Alors si cet ouvrage peut servir à vous ouvrir les yeux, cela sera ma récompense. Pour le reste, je tire ma révérence. Sur mon chemin dissolu et tragique, j’ai emprunté le mode de vie nomade de mes ancêtres. J’ai coupé toutes mes attaches. Depuis dix ans que j’ai fait cet étrange choix de devenir espion, je m’interdis l’amour. Pourtant j’aime une femme, en secret. Mais, je me refuse à nouer une relation sérieuse. Je ne veux pas rentrer un soir et la découvrir pendue. Je m’interdis aussi de fonder une famille pour ne pas qu’elle subisse les conséquences de mon combat. Je le regrette, j’en souffre. Mais c’est ma vie.

Malgré mes succès, à la hauteur de mes moyens, contre le régime des mollahs, je continue à avoir des difficultés à trouver le sommeil. Je culpabilise toujours de n’avoir rien pu faire pour mon grand-père. Et, la nuit, je revis l’attentat de Neuilly, l’odeur de la poudre, le sourire d’Amir Reza, ses coups de pied sur Anis Naccache menotté. Je m’imagine le bébé de la voisine, ce bébé doit avoir 33 ans maintenant. Son père ne s’occupait pas d’elle, sa mère est morte à cause de la politique iranienne. Cela me hante toujours. Je me dis que je dois retrouver cette jeune femme. On irait prendre un café. Je lui présenterais mes excuses au nom de ma famille. Je lui dirais : ta mère est morte à cause de nous. Je suis ce garçon de 15 ans qui était dans l’appartement d’enfance ce jour-là. Tous les deux, nous sommes les seuls survivants. Ça ne justifie rien, ça ne te rendra pas ta mère mais sache que moi aussi, ça m’est arrivé, mon grand-père a finalement été assassiné. Je la prendrais dans mes bras. Et nous pleurerions nos morts. Peut-être réagirait-elle mal, peut-être me giflerait-elle, peut-être a-t-elle réussi, contrairement à moi, à faire son deuil. Les années passent, je ne me décide pas à la rencontrer. Pourvu qu’elle lise ce livre !
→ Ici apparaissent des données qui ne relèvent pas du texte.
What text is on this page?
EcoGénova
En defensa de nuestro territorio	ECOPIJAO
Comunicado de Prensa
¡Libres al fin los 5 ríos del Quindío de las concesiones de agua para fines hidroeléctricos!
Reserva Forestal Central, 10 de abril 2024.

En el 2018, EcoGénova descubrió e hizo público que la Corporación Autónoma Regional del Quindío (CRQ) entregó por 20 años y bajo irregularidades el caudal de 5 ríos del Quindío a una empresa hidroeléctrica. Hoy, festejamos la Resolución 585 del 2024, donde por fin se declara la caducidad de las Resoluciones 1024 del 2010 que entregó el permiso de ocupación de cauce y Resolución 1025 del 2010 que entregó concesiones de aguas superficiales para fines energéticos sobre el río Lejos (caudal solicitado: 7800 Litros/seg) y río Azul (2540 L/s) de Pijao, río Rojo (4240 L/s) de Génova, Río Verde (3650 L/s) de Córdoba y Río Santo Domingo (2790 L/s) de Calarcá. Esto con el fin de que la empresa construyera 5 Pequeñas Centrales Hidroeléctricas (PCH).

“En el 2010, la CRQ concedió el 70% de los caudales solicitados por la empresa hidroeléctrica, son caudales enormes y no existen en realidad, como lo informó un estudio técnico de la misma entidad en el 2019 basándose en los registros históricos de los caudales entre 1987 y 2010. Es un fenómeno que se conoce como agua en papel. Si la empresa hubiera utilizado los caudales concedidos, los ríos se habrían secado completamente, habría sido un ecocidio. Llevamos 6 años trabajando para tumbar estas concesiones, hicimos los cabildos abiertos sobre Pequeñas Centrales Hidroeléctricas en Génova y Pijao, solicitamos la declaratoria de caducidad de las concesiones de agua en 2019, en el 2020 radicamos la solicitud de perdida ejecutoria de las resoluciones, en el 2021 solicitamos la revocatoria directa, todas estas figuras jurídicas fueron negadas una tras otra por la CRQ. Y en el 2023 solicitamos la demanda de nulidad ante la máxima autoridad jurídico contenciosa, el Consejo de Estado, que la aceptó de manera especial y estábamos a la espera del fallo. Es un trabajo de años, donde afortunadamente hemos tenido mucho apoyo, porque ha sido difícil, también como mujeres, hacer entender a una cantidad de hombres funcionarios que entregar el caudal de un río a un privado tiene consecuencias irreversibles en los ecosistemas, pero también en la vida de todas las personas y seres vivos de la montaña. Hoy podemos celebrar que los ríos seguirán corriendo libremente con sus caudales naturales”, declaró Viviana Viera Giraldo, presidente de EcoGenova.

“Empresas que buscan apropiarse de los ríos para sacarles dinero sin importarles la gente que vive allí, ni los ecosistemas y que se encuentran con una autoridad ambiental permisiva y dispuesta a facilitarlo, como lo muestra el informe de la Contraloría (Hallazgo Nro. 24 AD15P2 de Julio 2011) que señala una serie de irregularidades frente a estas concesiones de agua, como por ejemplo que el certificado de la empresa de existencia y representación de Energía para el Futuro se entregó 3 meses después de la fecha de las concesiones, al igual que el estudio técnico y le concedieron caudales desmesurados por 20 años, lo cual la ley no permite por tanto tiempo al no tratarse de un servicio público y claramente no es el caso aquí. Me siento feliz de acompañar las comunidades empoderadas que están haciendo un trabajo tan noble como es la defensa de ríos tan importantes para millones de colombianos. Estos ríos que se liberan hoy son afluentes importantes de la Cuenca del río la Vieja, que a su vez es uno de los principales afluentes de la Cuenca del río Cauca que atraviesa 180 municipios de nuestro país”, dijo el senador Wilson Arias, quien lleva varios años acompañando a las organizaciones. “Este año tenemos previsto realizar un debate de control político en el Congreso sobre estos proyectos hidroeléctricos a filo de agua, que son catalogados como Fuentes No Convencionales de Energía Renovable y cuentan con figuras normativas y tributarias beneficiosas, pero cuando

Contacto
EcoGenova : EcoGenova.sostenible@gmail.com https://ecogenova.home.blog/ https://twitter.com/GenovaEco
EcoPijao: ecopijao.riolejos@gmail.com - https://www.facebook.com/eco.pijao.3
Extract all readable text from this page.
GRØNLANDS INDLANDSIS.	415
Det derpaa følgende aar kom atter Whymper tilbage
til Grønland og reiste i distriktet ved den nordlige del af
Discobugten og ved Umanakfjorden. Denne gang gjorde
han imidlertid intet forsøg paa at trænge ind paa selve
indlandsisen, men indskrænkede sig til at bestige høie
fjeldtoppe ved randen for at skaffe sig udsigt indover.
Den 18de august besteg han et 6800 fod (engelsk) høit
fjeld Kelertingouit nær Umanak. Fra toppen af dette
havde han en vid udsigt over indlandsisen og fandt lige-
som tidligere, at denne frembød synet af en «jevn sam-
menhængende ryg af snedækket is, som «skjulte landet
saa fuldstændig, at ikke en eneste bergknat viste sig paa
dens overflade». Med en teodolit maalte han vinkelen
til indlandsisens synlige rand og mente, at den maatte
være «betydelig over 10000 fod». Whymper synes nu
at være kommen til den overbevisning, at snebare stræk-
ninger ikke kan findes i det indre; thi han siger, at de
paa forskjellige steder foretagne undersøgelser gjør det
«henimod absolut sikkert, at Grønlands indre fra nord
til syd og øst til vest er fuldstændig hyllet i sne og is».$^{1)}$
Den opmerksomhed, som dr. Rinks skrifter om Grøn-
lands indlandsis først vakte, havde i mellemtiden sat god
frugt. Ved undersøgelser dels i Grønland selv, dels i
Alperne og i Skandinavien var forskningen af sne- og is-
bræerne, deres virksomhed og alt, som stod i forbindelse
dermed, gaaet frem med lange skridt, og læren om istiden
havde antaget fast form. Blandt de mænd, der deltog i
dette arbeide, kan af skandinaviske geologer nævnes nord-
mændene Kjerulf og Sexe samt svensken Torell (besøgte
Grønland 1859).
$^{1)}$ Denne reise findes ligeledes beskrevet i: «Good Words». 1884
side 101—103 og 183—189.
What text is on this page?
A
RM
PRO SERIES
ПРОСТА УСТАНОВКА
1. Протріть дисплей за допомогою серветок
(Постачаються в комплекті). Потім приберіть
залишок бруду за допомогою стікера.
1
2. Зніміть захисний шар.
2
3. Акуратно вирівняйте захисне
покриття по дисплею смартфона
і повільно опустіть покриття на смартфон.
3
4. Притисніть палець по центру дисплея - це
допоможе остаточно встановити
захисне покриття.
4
Quant aux mollahs et leurs sbires à Téhéran, j’espère qu’un ou deux de ceux que j’ai roulés dans la farine s’étrangleront quand ils me liront à leur tour. Oui, j’ai été un agent secret. Oui, j’étais entre vos mains et vous n’avez rien vu. Oui, j’ai livré des informations à vos ennemis jurés, «le Grand Satan» et «le Petit Satan», selon la terminologie de votre enturbanné préféré, l’ayatollah Khomeini. Oui, moi, Iranien, j’ai travaillé pour les Israéliens, j’ai été reçu chez eux. J’irai même plus loin : je les trouve beaucoup plus évolués que vous avec votre régime rétrograde.

Après ces mots sacrilèges, je me doute que, de la même manière que pour Baba Bozorg, les mollahs m’enverront un jour leurs escadrons de la mort. Ce n’est pas grave. Je les attends.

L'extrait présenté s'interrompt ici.